The largest of the “Draw the Line” demonstrations took place in Seattle, where Bill McKibben, 350’s founder, led a rally opposed to opening up the West Coast to coal exports to Asia; in New York City, where anti-fracking filmmaker Josh Fox spoke to a crowd worried the prospect of sea level risk and future Hurricane Sandy-like disasters; and in Bradshaw, Nebraska, where environmental philanthropist Tom Steyer showed up for an action that involved volunteers building an energy self sufficient barn directly in the pipeline’s path.
In Detroit, some 200 protesters marched in front of the Marathon Oil refinery, whose tar sands refining activities have been irritating residents of the newly renovated pockets of Detroit where artists and small business have set up shop. Petroleum coke pilled up along the Detroit River bank, courtesy of the Koch Brothers, is polluting the air. In Amherst, Massachusetts, people marched through the downtown with a 100-foot-long “pipeline dragon.”
In New Orleans, members of 350NOLA, Tulane’s Green Club and local environmental groups held a Mardi Gras-inspired “second line” parade. They danced through the streets in the French Quarter to the music of a traditional brass band. Random people joined in along the way and tourists paused to read the protesters’ signs. Erik Iverson, an evolutionary biology student, held a “Another scientist against the KXL” sign while Sierra Club member Martial Broussard held a sign that said, “ More Goo for You? Wake up LA.”
Nearby, in Mobile, Alabama, the Mobile Environmental Justice Action Coalition took to the streets to protest tar sands-related industries being built in the area. One project under construction will result in a pipeline for tar sands running under the Mobile River.

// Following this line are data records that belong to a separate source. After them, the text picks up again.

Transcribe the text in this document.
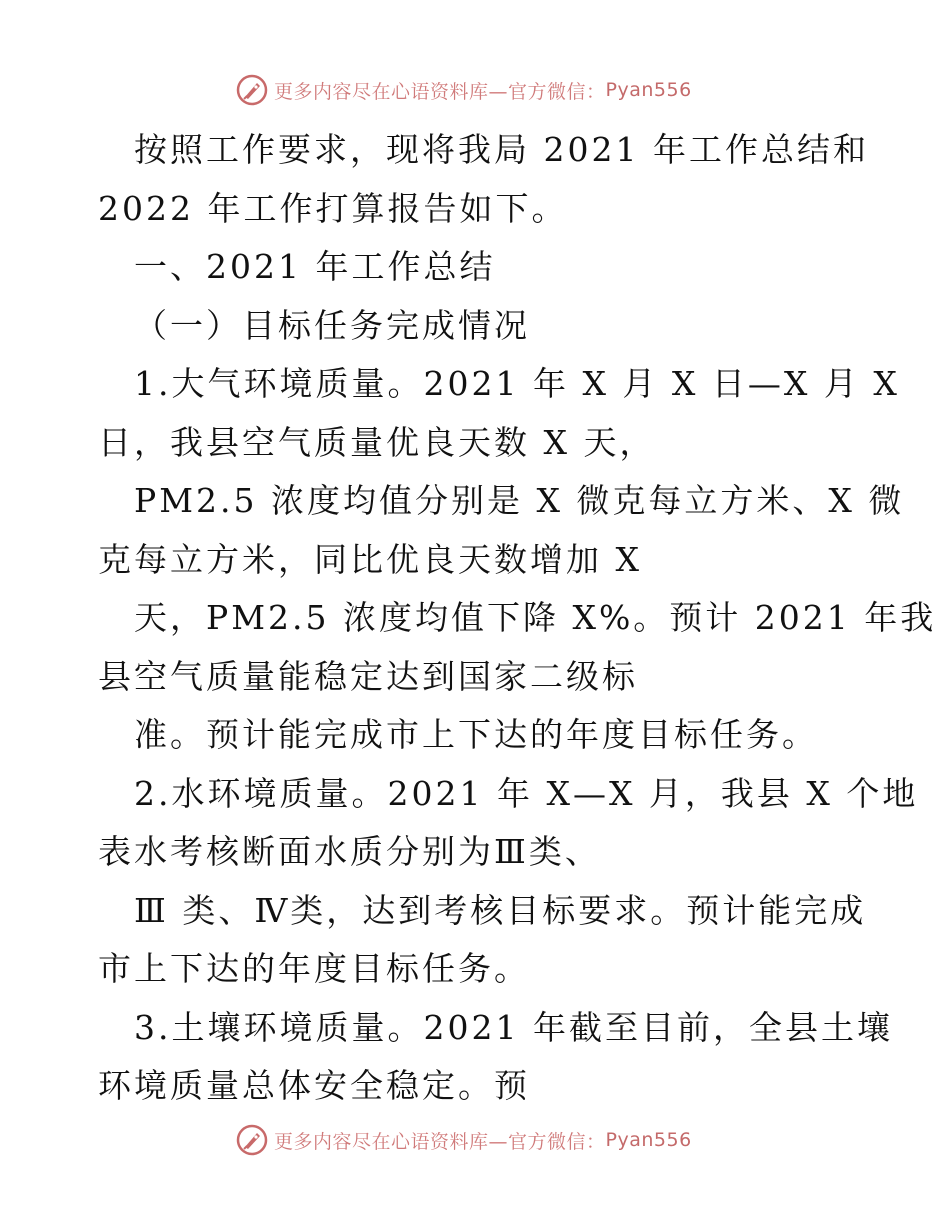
更多内容尽在心语资料库—官方微信： Pyan556
按照工作要求，现将我局 2021 年工作总结和
2022 年工作打算报告如下。
一、2021 年工作总结
（一）目标任务完成情况
1.大气环境质量。2021 年 X 月 X 日—X 月 X
日，我县空气质量优良天数 X 天，
PM2.5 浓度均值分别是 X 微克每立方米、X 微
克每立方米，同比优良天数增加 X
天，PM2.5 浓度均值下降 X%。预计 2021 年我
县空气质量能稳定达到国家二级标
准。预计能完成市上下达的年度目标任务。
2.水环境质量。2021 年 X—X 月，我县 X 个地
表水考核断面水质分别为Ⅲ类、
Ⅲ 类、Ⅳ类，达到考核目标要求。预计能完成
市上下达的年度目标任务。
3.土壤环境质量。2021 年截至目前，全县土壤
环境质量总体安全稳定。预
更多内容尽在心语资料库—官方微信： Pyan556
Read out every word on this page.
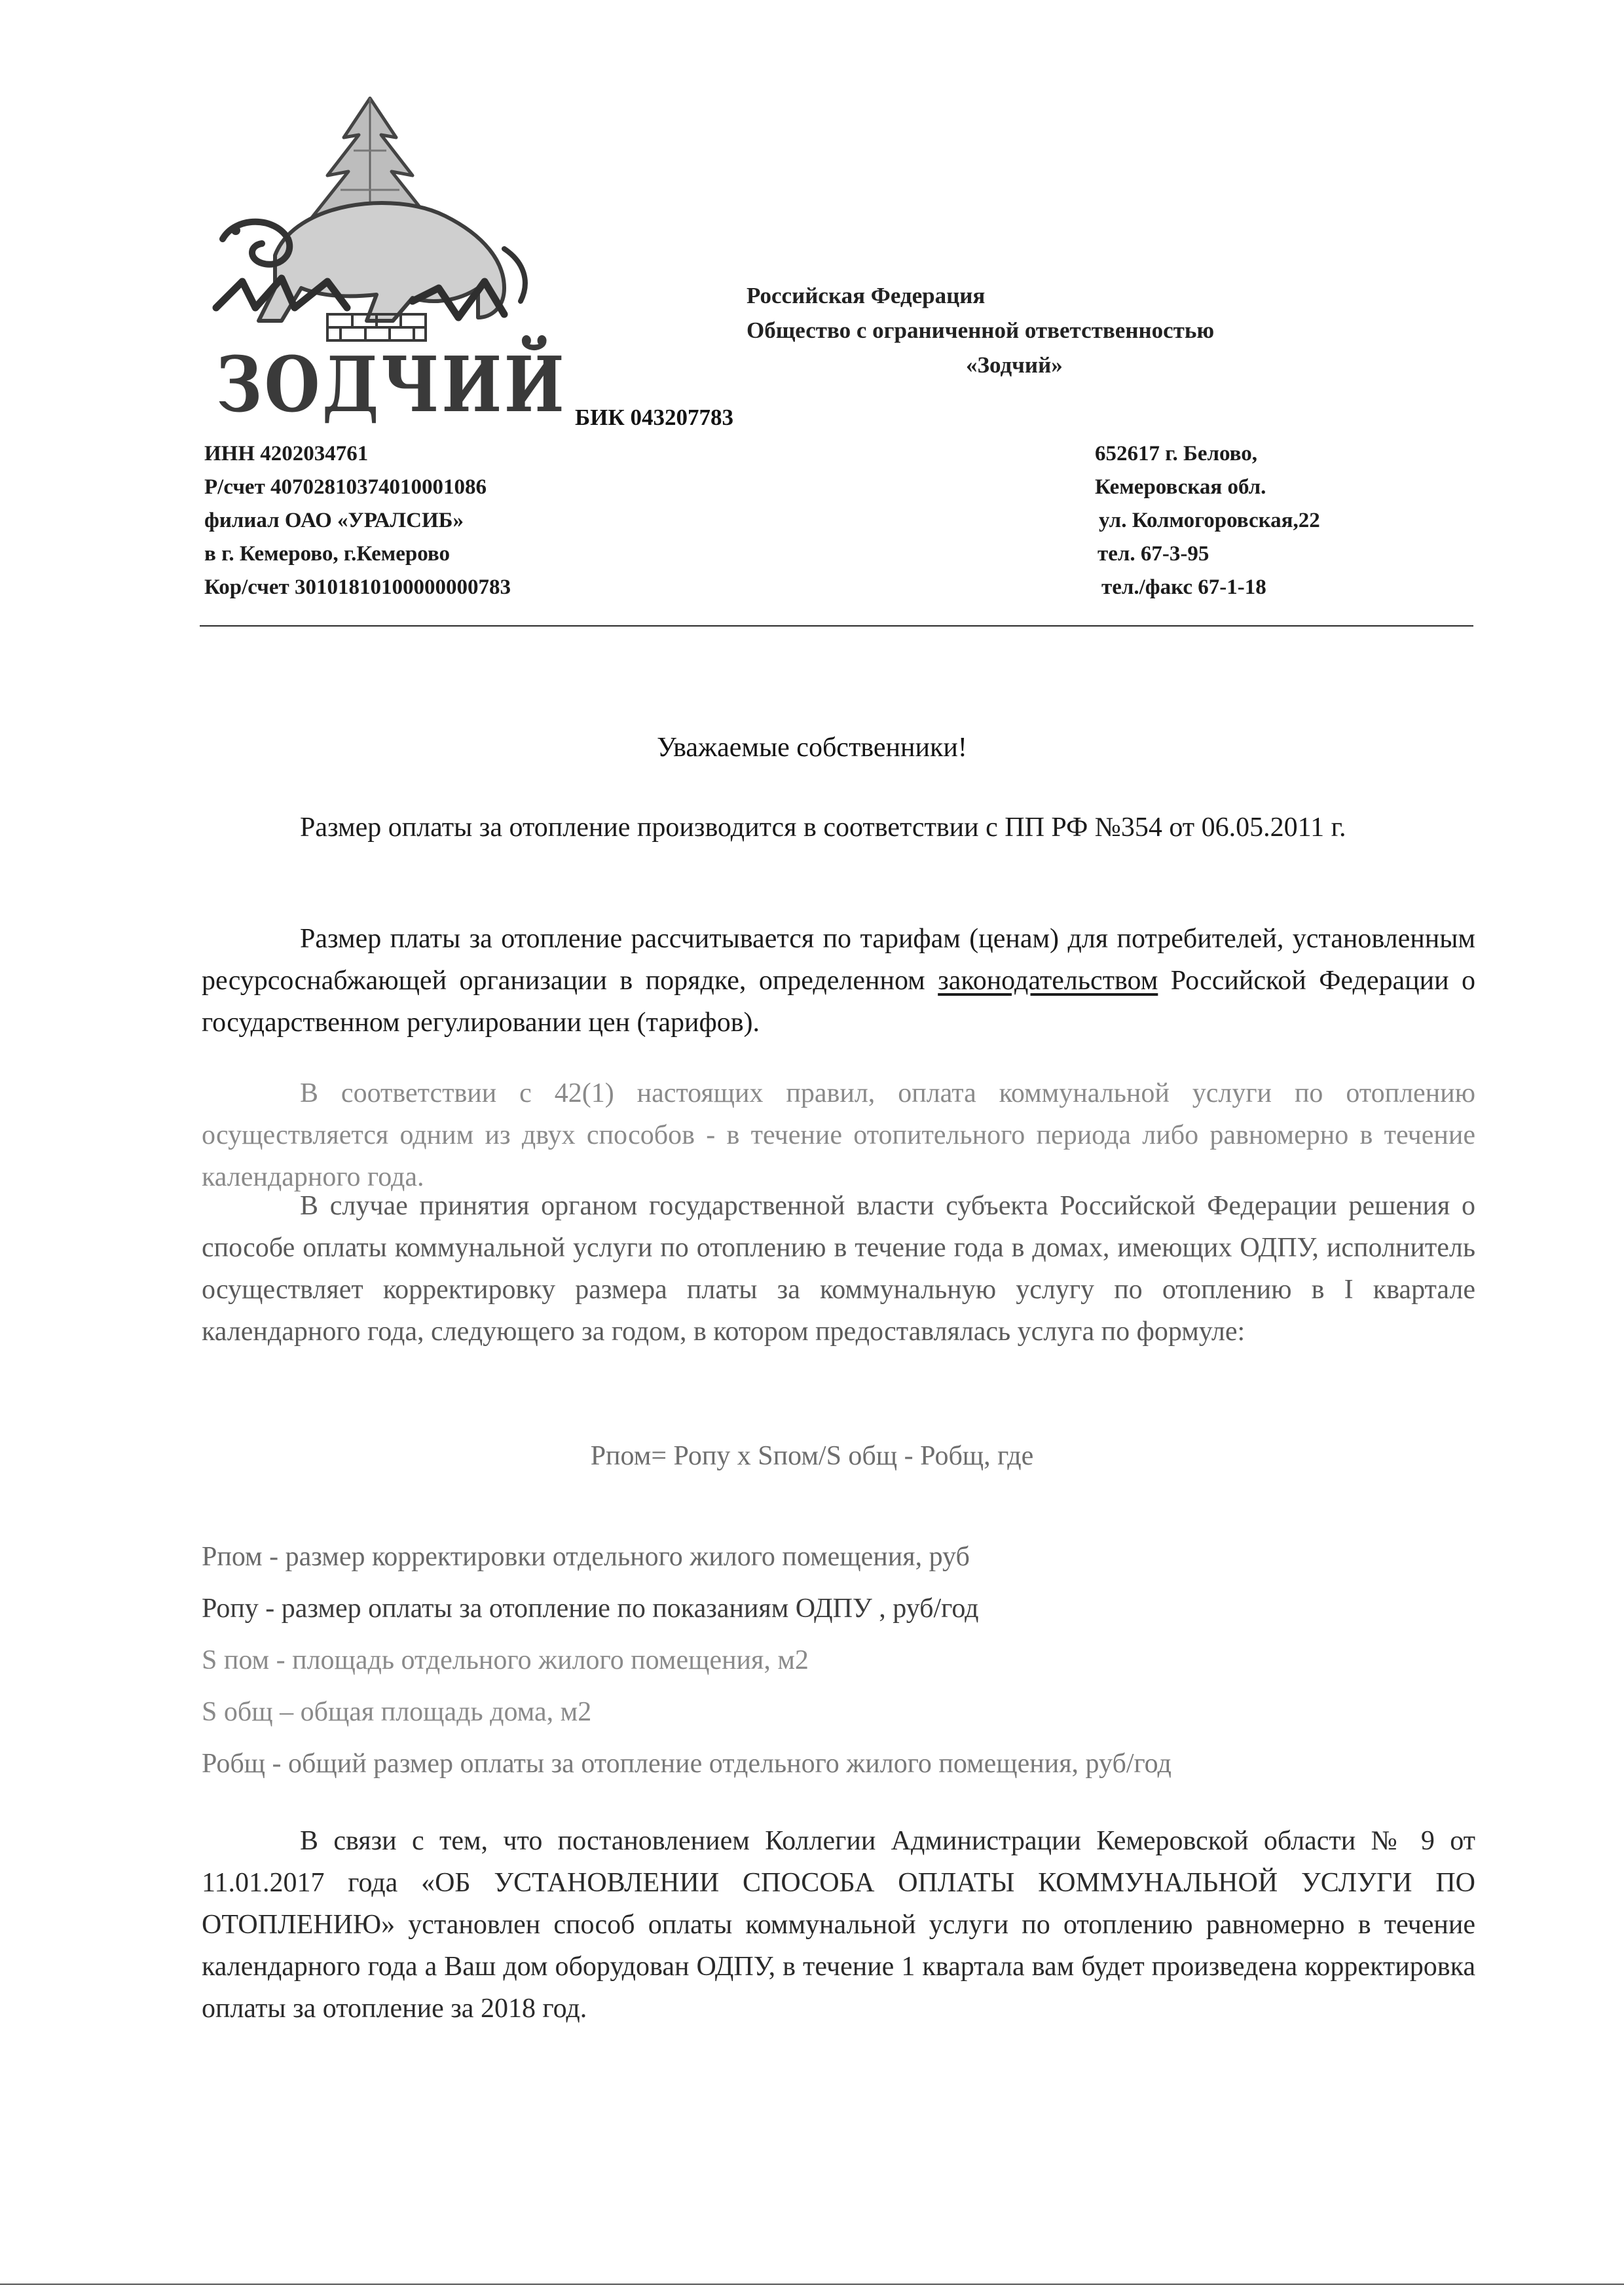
ЗОДЧИЙ
Российская Федерация
Общество с ограниченной ответственностью
«Зодчий»
БИК 043207783
ИНН 4202034761
Р/счет 40702810374010001086
филиал ОАО «УРАЛСИБ»
в г. Кемерово, г.Кемерово
Кор/счет 30101810100000000783
652617 г. Белово,
Кемеровская обл.
ул. Колмогоровская,22
тел. 67-3-95
тел./факс 67-1-18
Уважаемые собственники!
Размер оплаты за отопление производится в соответствии с ПП РФ №354 от 06.05.2011 г.
Размер платы за отопление рассчитывается по тарифам (ценам) для потребителей, установленным ресурсоснабжающей организации в порядке, определенном законодательством Российской Федерации о государственном регулировании цен (тарифов).
В соответствии с 42(1) настоящих правил, оплата коммунальной услуги по отоплению осуществляется одним из двух способов - в течение отопительного периода либо равномерно в течение календарного года.
В случае принятия органом государственной власти субъекта Российской Федерации решения о способе оплаты коммунальной услуги по отоплению в течение года в домах, имеющих ОДПУ, исполнитель осуществляет корректировку размера платы за коммунальную услугу по отоплению в I квартале календарного года, следующего за годом, в котором предоставлялась услуга по формуле:
Рпом= Ропу х Sпом/S общ - Робщ, где
Рпом - размер корректировки отдельного жилого помещения, руб
Ропу - размер оплаты за отопление по показаниям ОДПУ , руб/год
S пом - площадь отдельного жилого помещения, м2
S общ – общая площадь дома, м2
Робщ - общий размер оплаты за отопление отдельного жилого помещения, руб/год
В связи с тем, что постановлением Коллегии Администрации Кемеровской области № 9 от 11.01.2017 года «ОБ УСТАНОВЛЕНИИ СПОСОБА ОПЛАТЫ КОММУНАЛЬНОЙ УСЛУГИ ПО ОТОПЛЕНИЮ» установлен способ оплаты коммунальной услуги по отоплению равномерно в течение календарного года а Ваш дом оборудован ОДПУ, в течение 1 квартала вам будет произведена корректировка оплаты за отопление за 2018 год.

As opponents and backers continue to debate Keystone XL, the southern route of the Keystone XL, now known as the Gulf Coast Pipeline, is almost complete. It will connect to the northern Keystone One pipeline that has been operating since 2011. Once the two are joined, tar sands from Alberta will be transported to Houston whether the president approves the new northern route of the Keystone XL or not. TransCanada may not get the northern route of the Keystone XL, but the company will have at least one line under America’s headland from Alberta to the Gulf Coast regardless.